Para pengemban riwayat sanad al-khirqah adalah para imam yang agung dari umat
ini. Adapun bahwa beberapa huffazh
al-hadits mengingkari nasab al-khirqah, yang dimaksud adalah terbatas pada
sanad pengijazahan jubah (al-jubah)
dan peci (ath-thaqiyah).Benar, dua
benda ini sangat erat kaitannya dengan kaum sufi, namun makna al-khirqah secara
luas tidak terbatas pada dua benda tersebut.
Seperti khirqah
kaum Tarekat Ar-Rifa’iyyah, yang hal tersebut tidak dapat diingkari kebenaran
sanadnya. Khirqah kaum Ar-Rifa’iyyah itu adalah imamah, kain atau surban yang
dililitkan pada kepala, yang berwarna hitam, al-‘imamah al-sauda’, yang bersambung hingga Rasulullah SAW.
Suatu ketika
Rasulullah memakaikan al-‘imamah as-sauda’

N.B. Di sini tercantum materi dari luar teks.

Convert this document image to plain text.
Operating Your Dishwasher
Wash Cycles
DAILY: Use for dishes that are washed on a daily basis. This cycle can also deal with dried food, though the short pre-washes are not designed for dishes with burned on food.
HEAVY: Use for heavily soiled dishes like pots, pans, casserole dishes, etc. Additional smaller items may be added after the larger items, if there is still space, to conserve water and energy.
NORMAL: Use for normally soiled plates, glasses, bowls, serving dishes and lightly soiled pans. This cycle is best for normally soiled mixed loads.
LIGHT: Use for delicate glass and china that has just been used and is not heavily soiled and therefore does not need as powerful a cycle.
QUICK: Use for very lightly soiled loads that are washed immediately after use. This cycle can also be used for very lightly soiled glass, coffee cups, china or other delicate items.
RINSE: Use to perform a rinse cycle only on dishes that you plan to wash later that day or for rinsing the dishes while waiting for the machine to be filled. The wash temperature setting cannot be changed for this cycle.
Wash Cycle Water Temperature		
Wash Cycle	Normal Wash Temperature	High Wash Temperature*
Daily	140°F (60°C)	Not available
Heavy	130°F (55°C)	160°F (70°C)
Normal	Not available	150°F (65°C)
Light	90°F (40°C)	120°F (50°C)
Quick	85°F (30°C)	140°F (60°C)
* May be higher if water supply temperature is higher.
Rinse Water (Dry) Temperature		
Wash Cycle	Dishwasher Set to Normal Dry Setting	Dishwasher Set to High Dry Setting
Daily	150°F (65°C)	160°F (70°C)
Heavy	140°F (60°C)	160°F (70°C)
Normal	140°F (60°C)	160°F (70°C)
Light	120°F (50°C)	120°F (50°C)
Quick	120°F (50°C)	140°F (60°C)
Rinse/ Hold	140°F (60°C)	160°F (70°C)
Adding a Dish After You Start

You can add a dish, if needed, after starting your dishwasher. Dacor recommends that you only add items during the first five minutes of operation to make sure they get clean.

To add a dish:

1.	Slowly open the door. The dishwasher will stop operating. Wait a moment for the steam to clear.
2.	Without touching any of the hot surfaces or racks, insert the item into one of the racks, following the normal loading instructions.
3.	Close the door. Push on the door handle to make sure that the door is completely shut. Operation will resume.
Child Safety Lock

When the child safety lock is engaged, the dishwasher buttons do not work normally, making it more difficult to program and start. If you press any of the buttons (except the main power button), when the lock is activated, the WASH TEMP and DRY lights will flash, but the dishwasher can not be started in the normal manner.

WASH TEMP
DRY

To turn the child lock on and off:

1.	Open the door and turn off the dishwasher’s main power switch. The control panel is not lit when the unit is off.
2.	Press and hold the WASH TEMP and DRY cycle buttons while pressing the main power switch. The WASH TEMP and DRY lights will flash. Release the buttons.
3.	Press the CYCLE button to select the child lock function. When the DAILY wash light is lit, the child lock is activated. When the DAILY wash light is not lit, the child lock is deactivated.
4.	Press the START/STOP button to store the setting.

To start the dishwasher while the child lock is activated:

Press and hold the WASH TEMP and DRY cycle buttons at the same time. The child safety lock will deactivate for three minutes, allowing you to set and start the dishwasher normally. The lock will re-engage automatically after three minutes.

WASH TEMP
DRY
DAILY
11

ini kepada Imam ‘Ali bin Abi Thalib, sebagaimana hal ini telah ditetapkan dalam
kitab-kitab shahih, lalu Rasulullah SAW berkata di hadapan para sahabatnya,
“Pakailah oleh kalian ‘imamah seperti ini.” Kemudian tidak ada perselisihan di
antara kaum sufi bahwa sanad tasawuf adalah lewat jalur Al-Junaid dari As-Sirri
dari Al-Karkhi dan seterusnya hingga Ali bin Abi Thalib RA.
Adapun dasar
khirqah kaum Tarekat Rifa’iyyah yang berupa al-‘imamah
as-sauda’ secara jelas disebutkan dalam banyak hadits Rasulullah SAW,
seperti dalam riwayat Imam Muslim, Imam Ath-Thabarani, dan lainnya. Di
antaranya sebuah hadits dari sahabat Ali bin Abi Thalib, “Pada hari Ghadir Khum
Rasulullah SAW memakaikan ‘imamah hitam kepadaku dengan mengulurkannya sedikit
ke bagian belakangku, seraya bersabda :
Sesungguhnya Allah memberiku pertolongan di hari
Perang Badar dan Perang Hunain dengan serombongan malaikat yang mereka semua
mengenakan ‘imamah semacam ini.’ (Kemudian Rasulullah SAW juga bersabda)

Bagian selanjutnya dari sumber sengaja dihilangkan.